Exception de copie privée: épilogue

L’association UFC Que Choisir et un consommateur avait assigné la FNAC et Warner Music France d’une action contre les mesures techniques de protection. Dans cette affaire, le consommateur n’avait pu lire le CD de Phil Collins Testify sur un ordinateur. Les demandeurs avaient sollicité la levée des mesures techniques de protection et la réparation de leur préjudice.

Dans un arrêt du 27 novembre 2008, la Cour de Cassation met fin à ce feuilleton judiciaire, opposant les adversaires du « droit au piratage » à ceux d’une « captation technique du consommateur ».

Dans un jugement du 10 janvier 2006, le Tribunal de Grande Instance de Paris avait fait interdiction à Warner Music France d’utiliser des mesures techniques de protection préjudiciables au consommateur. Empêcher la lecture des CD audio sur les ordinateurs n’était pas légitime. Le Tribunal avait fondé sa décision sur la garantie des vices cachés, et avait jugé que les mesures techniques de protection devaient être compatibles avec les exceptions de copie privées, prévues à l’article L. 122-5 du Code de la propriété intellectuelle.

La Cour d’appel de Paris avait infirmé le jugement, sur le fondement des droits de propriété intellectuelle et du droit de la consommation: les demandeurs n’avaient pas rapporté la preuve que l’impossibilité de lecture était exclusivement liée aux mesures techniques de protection affectant le CD. Cet arrêt avait été très critiqué par les associations de défense des consommateurs, qui soulevaient (à juste titre) les difficultés de preuve dans un domaine technique complexe: comment un particulier peut-il matériellement démontrer que l’impossibilité de lecture vient exclusivement du CD audio acheté ? Dispose-t-il des compétences d’un expert informatique ?

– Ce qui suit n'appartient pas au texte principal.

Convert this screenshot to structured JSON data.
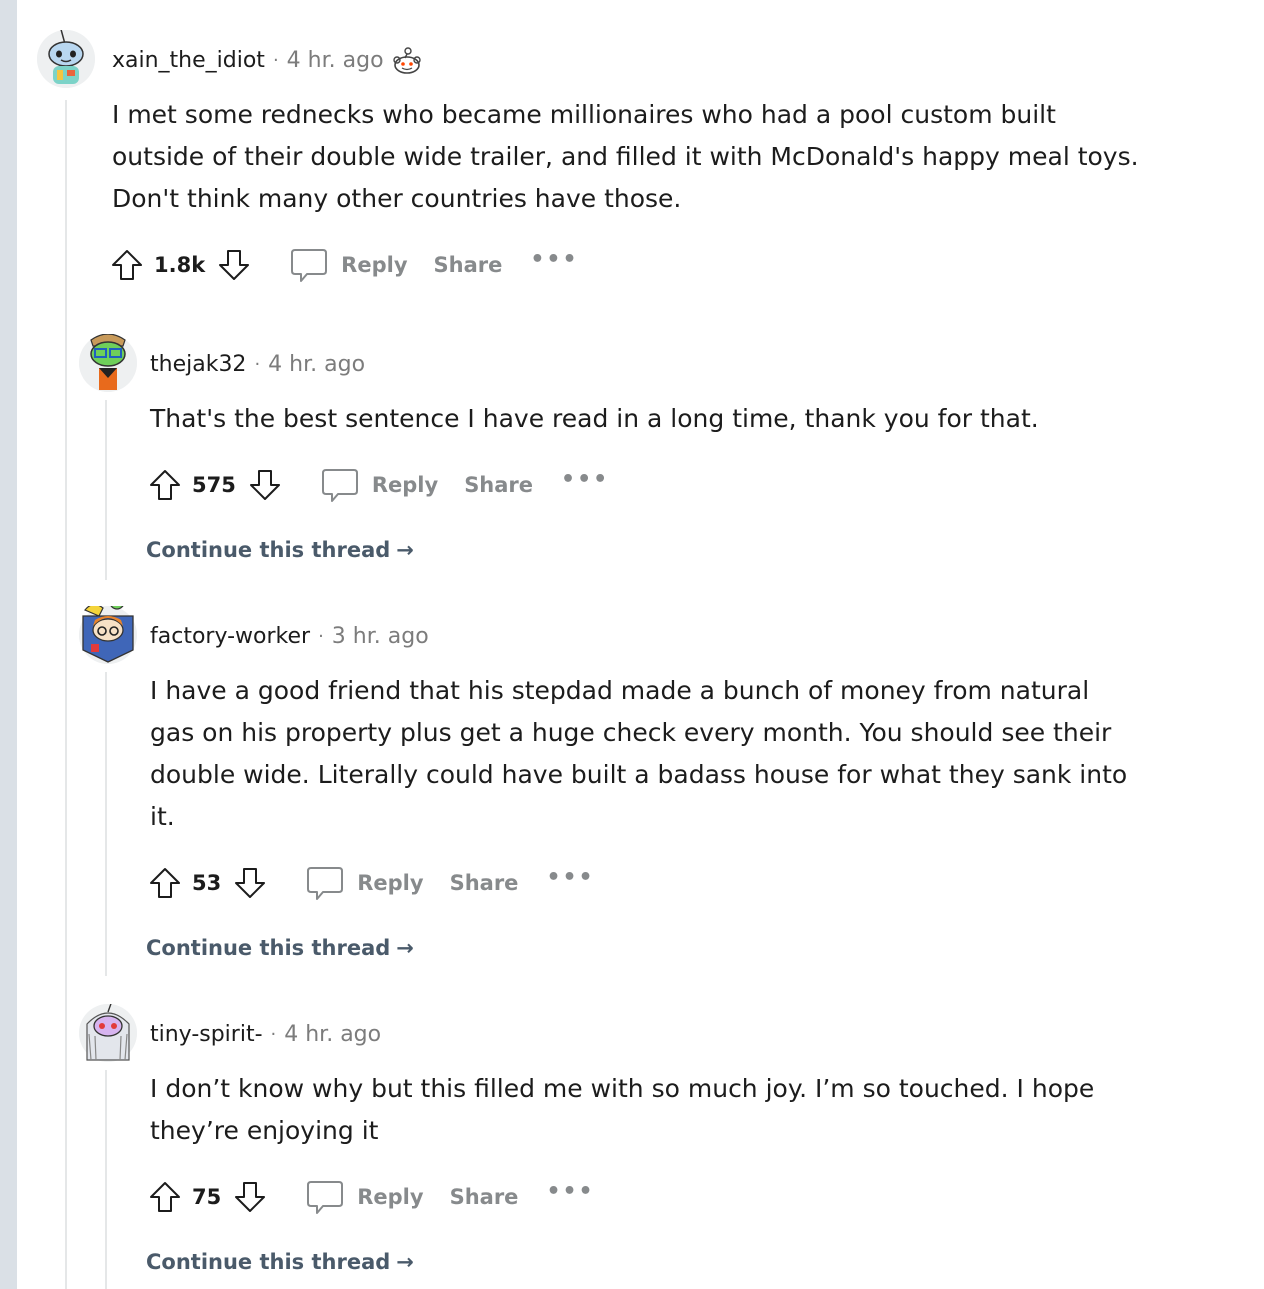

L’arrêt de la Cour de Cassation met un terme aux débats en redonnant à l’exception de copie privée sa véritable place: celle d’une exception. La Haute Juridiction considère que la réalisation de copies n’est pas un droit du consommateur. L’exception de copie privée n’a pour seule vocation que d’empêcher les actions en contrefaçon de droits d’auteur, lorsque la copie est réalisée par une personne qui est légitimement titulaire d’une version originale du CD audio. Cette exception de copie privée ne peut fonder une demande:

Attendu qu’après avoir à bon droit retenu que la copie privée ne constitue pas un droit mais une exception légale au principe prohibant toute reproduction intégrale ou partielle d’une œuvre protégée faite sans le consentement du titulaire de droits d’auteur, la cour d’appel en a justement déduit qu’une telle copie, si elle pouvait être opposée pour défendre à une poursuite, notamment en contrefaçon, ne pouvait être invoquée au soutien d’une action formée à titre principal ; qu’elle ne pouvait en conséquence que déclarer Christophe R. irrecevable à agir par voie d’action principale faute pour celui-ci de pouvoir se prévaloir d’un intérêt légalement protégé ; que le moyen n’est pas fondé; par ces motifs: rejette le pourvoi.

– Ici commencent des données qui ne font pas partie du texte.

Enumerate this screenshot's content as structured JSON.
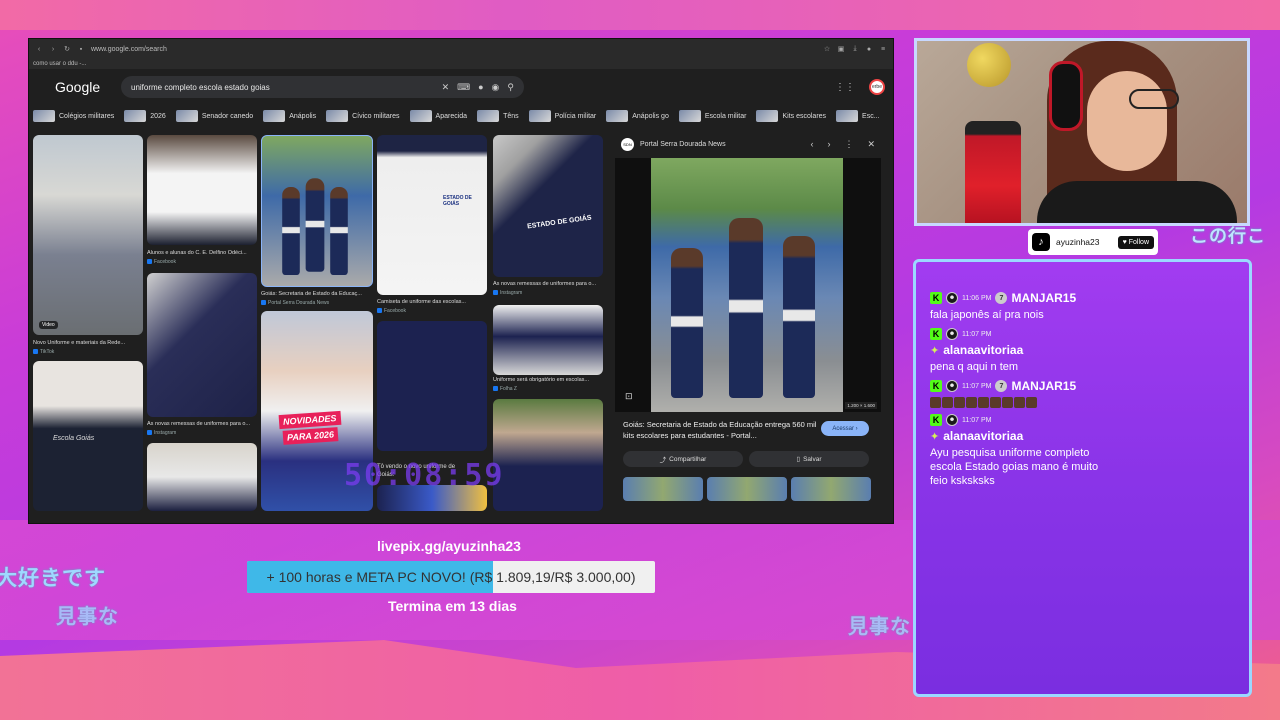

Et Monsieur Christophe R. et l’UFC Que choisir d’être déboutés de leurs demandes.

En d’autres termes: réaliser une copie légitime est un moyen de défense, si la maison de disque engage la responsabilité du consommateur. Ce n’est pas un moyen d’attaque, permettant à un consommateur de demander en justice une réparation.

Cette affaire appellera les Majors des disques à renforcer leur service après-vente, par exemple en proposant l’échange des CD audio, susceptibles de comporter un défaut de fabrication, d’un nouvel exemplaire contre celui acheté. Néanmoins, dans la mesure où le CD est déjà un support en fin de vie, la question des mesures techniques de protection des supports amovibles optiques présentera rapidement un caractère historique.

Les effets de l’arrêt pourraient néanmoins être plus conséquents que la première chambre ne le pensait… En effet, les éditeurs de contenu en ligne et les vendeurs de supports commercialisent des lecteurs captifs, utilisant des formats de lecture propriétaire. L’enjeu véritable de cet arrêt pourrait concerner la compatibilité technique des différents médias, et la privation d’usage lors d’une migration technologique. Exemple: je dispose d’une station PC sous Windows; qui me garantit que je pourrai toujours écouter les fichiers achetés en ligne lorsque j’achèterai un Mac ?

La résistance des consommateurs aux mesures techniques de protection ne pourra s’achever qu’à condition que les éditeurs de contenu ne le considère pas comme un client captif de leurs formats propriétaires.

A lire: Cour de Cassation, Première Chambre civile, 27 novembre 2008, UFC Que choisir et Christophe R., publiée sur le site de Legalis.net.